Type of Approach: C follows the top-down approach, while C++ follows the bottom-up approach. The top-down approach breaks the main modules into tasks; these tasks are broken into sub-tasks, and so on. The bottom-down approach develops the lower level modules first and then the next level modules.

Ease of Coding: We can say that C is a hands-on language and we can program it in whichever way we want. C++ consists of some high-level object-oriented programming constructs that help us to code high-level programs.

Thus if we say C is easy then C++ is also easier to code.

Program Division: A program in C is divided into functions and modules. These functions and modules are then called by the main function or other functions for execution. A C++ program is divided into classes and objects. The problem is designed into classes and the objects of these classes are the executing units that are created by the main functions and are executed.

Pointers And Reference Variables: Pointers are the variables that point to memory addresses. Both C and C++ support pointers and various operations performed on pointers. References act as aliases for the variables and point to the same memory location as a variable. C language only supports pointers and not references. C++ supports pointers as well as references.

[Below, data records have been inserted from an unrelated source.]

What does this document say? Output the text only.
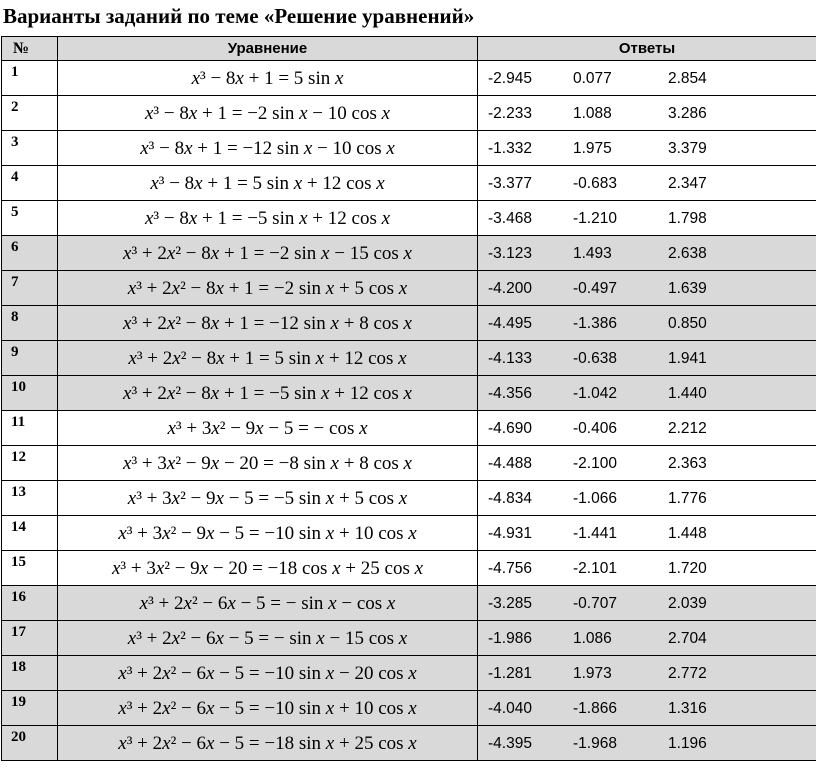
Варианты заданий по теме «Решение уравнений»
№	Уравнение	Ответы
1	x³ − 8x + 1 = 5 sin x	-2.945 0.077 2.854

2	x³ − 8x + 1 = −2 sin x − 10 cos x	-2.233 1.088 3.286

3	x³ − 8x + 1 = −12 sin x − 10 cos x	-1.332 1.975 3.379

4	x³ − 8x + 1 = 5 sin x + 12 cos x	-3.377 -0.683 2.347

5	x³ − 8x + 1 = −5 sin x + 12 cos x	-3.468 -1.210 1.798

6	x³ + 2x² − 8x + 1 = −2 sin x − 15 cos x	-3.123 1.493 2.638

7	x³ + 2x² − 8x + 1 = −2 sin x + 5 cos x	-4.200 -0.497 1.639

8	x³ + 2x² − 8x + 1 = −12 sin x + 8 cos x	-4.495 -1.386 0.850

9	x³ + 2x² − 8x + 1 = 5 sin x + 12 cos x	-4.133 -0.638 1.941

10	x³ + 2x² − 8x + 1 = −5 sin x + 12 cos x	-4.356 -1.042 1.440

11	x³ + 3x² − 9x − 5 = − cos x	-4.690 -0.406 2.212

12	x³ + 3x² − 9x − 20 = −8 sin x + 8 cos x	-4.488 -2.100 2.363

13	x³ + 3x² − 9x − 5 = −5 sin x + 5 cos x	-4.834 -1.066 1.776

14	x³ + 3x² − 9x − 5 = −10 sin x + 10 cos x	-4.931 -1.441 1.448

15	x³ + 3x² − 9x − 20 = −18 cos x + 25 cos x	-4.756 -2.101 1.720

16	x³ + 2x² − 6x − 5 = − sin x − cos x	-3.285 -0.707 2.039

17	x³ + 2x² − 6x − 5 = − sin x − 15 cos x	-1.986 1.086 2.704

18	x³ + 2x² − 6x − 5 = −10 sin x − 20 cos x	-1.281 1.973 2.772

19	x³ + 2x² − 6x − 5 = −10 sin x + 10 cos x	-4.040 -1.866 1.316

20	x³ + 2x² − 6x − 5 = −18 sin x + 25 cos x	-4.395 -1.968 1.196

Structures: Structures in C and C++ use the same concept. But the difference is, in C, as we cannot include functions as members. C++ allows structures to have functioned as its members.

Information Hiding: The features of abstraction and encapsulation can aid in information hiding by exposing only the required details and hiding the details like implementation, etc., from the user. This way we can enhance the security of data in our programs.

C++ puts great emphasis on data and uses abstraction and encapsulation for information hiding. C doesn’t put any emphasis on data and does not deal with information hiding.

 Templates: It allows us to define classes and objects independent of the data type. Using templates, we can write a generic code and call it for any data type. C++ being object-oriented uses classes and objects and thus supports templates. C, on the other hand, doesn’t support the concept of templates.

 Mapping: As far as the mapping of data with functions is concerned, C language is very complicated as it does not keep any focus on data. Whereas C++ has a good mapping of data and functions as it supports classes and objects that bind data and functions together.

Performance Comparison: Comparing C vs. C++ in terms of performance usually leads to the fact that C is faster than C++. However, in certain situations, C++ can win this race as well. Indeed, interpreted languages will never be faster than compiled ones. However, determining the speed difference of the two compiled languages is tricky. C vs. C++ speed highly depends on the produced code overall. A well-written C++ code can perform better or the same as a well-written C code.

Which should you learn?

You might now ask: should I learn C or C++? Learning C++ first might seem like the best option because it has more to offer than C. However, C helps you understand how hardware, especially CPU, works due to the straightforwardness of this language. You will get familiar with the low-level programming concept, learn about pointers, and proper memory allocation. Furthermore, C has fewer features that beginners will need to analyse.

However, the decision to learn C or C++ first depends on the way you want to work. There is no actual need to learn C before C++. Even if you start by learning C++, you will probably encounter some of the similar elements in syntax and semantics.